Le premier conseil d’administration a été élu, après adoption des statuts définitifs. Il regroupe des personnalités fortes :
- Bernard Genuini, ancien PDG d’Accenture, très impliqué dans la vie de l’Agence,
- Pierre Rosanvallon, initiateur de « La République des idées », historien et auteur prolixe : notamment « La crise de l’Etat providence » (1981), « La nouvelle question sociale » (1995), ou en septembre 2006 « La contre-démocratie, la politique à l’heure de la défiance » au Seuil,
- Eric Maurin économiste, membre de « La République des Idées », auteur de l’ouvrage « Le ghetto français » (Seuil, 2004) après « L’égalité des possibles » en 2002
- Egalement la directrice de la communication à la Caisse Nationale de Solidarité pour l’Autonomie, un conseiller référendaire à la Cour des Comptes, un chargé de mission à l’AFSSA (agence de sécurité des aliments), deux dirigeants d’entreprises, un banquier, deux membres de l’Inspection générale des affaires sociales, un professeur à HEC, un journaliste, le délégué général d’Emmaüs France…
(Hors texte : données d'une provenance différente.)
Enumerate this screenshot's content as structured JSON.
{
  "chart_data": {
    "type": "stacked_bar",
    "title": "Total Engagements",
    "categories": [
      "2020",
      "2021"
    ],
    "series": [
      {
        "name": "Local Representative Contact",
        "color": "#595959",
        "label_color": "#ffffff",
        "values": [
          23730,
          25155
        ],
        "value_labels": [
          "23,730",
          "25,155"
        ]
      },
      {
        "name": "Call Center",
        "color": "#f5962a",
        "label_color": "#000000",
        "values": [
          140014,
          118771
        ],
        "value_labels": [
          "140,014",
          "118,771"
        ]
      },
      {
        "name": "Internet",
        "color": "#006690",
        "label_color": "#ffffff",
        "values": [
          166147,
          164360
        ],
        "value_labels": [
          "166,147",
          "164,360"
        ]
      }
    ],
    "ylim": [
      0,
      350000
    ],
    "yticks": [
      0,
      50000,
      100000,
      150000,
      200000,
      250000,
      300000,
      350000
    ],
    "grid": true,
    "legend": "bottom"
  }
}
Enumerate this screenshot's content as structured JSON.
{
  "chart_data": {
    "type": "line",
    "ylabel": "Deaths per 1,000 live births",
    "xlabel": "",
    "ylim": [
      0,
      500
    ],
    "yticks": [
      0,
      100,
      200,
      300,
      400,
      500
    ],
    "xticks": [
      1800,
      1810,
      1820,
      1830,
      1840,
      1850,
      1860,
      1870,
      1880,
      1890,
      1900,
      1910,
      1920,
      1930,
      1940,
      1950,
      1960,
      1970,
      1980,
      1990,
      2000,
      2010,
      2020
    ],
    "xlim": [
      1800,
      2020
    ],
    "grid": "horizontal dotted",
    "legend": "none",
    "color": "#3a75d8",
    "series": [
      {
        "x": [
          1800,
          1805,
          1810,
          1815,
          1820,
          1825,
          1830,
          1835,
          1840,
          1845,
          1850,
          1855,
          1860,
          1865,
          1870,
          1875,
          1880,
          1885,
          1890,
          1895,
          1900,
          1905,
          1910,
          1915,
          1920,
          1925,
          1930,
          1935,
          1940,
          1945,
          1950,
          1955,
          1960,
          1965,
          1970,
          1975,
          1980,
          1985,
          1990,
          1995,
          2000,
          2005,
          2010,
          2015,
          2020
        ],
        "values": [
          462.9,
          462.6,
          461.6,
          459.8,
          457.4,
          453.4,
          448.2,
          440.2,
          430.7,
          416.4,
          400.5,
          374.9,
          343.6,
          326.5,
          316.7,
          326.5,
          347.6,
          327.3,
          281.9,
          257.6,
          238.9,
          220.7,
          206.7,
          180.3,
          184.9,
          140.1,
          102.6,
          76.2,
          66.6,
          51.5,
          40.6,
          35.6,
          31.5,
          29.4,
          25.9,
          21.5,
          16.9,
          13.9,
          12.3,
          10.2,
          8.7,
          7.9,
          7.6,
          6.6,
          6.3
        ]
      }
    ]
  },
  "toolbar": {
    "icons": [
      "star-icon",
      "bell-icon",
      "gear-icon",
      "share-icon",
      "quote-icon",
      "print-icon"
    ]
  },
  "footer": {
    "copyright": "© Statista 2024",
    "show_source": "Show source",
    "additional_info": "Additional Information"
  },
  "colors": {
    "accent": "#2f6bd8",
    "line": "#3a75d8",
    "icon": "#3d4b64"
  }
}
Un questionnement néanmoins : les travailleurs sociaux et les entrepreneurs sociaux sont aujourd’hui peu présents dans l’association et l’équipe professionnelle, une absence qui peut favoriser une dichotomie entre des gens de terrain, impliqués et le nez dans le guidon, et des conseilleurs plein de dynamisme.
… et des perspectives
L’Agence nouvelle des solidarités actives s’engage dans le développement à plusieurs niveaux, les partenariats sont maintenant importants, l’influence diffuse tant au niveau local que national.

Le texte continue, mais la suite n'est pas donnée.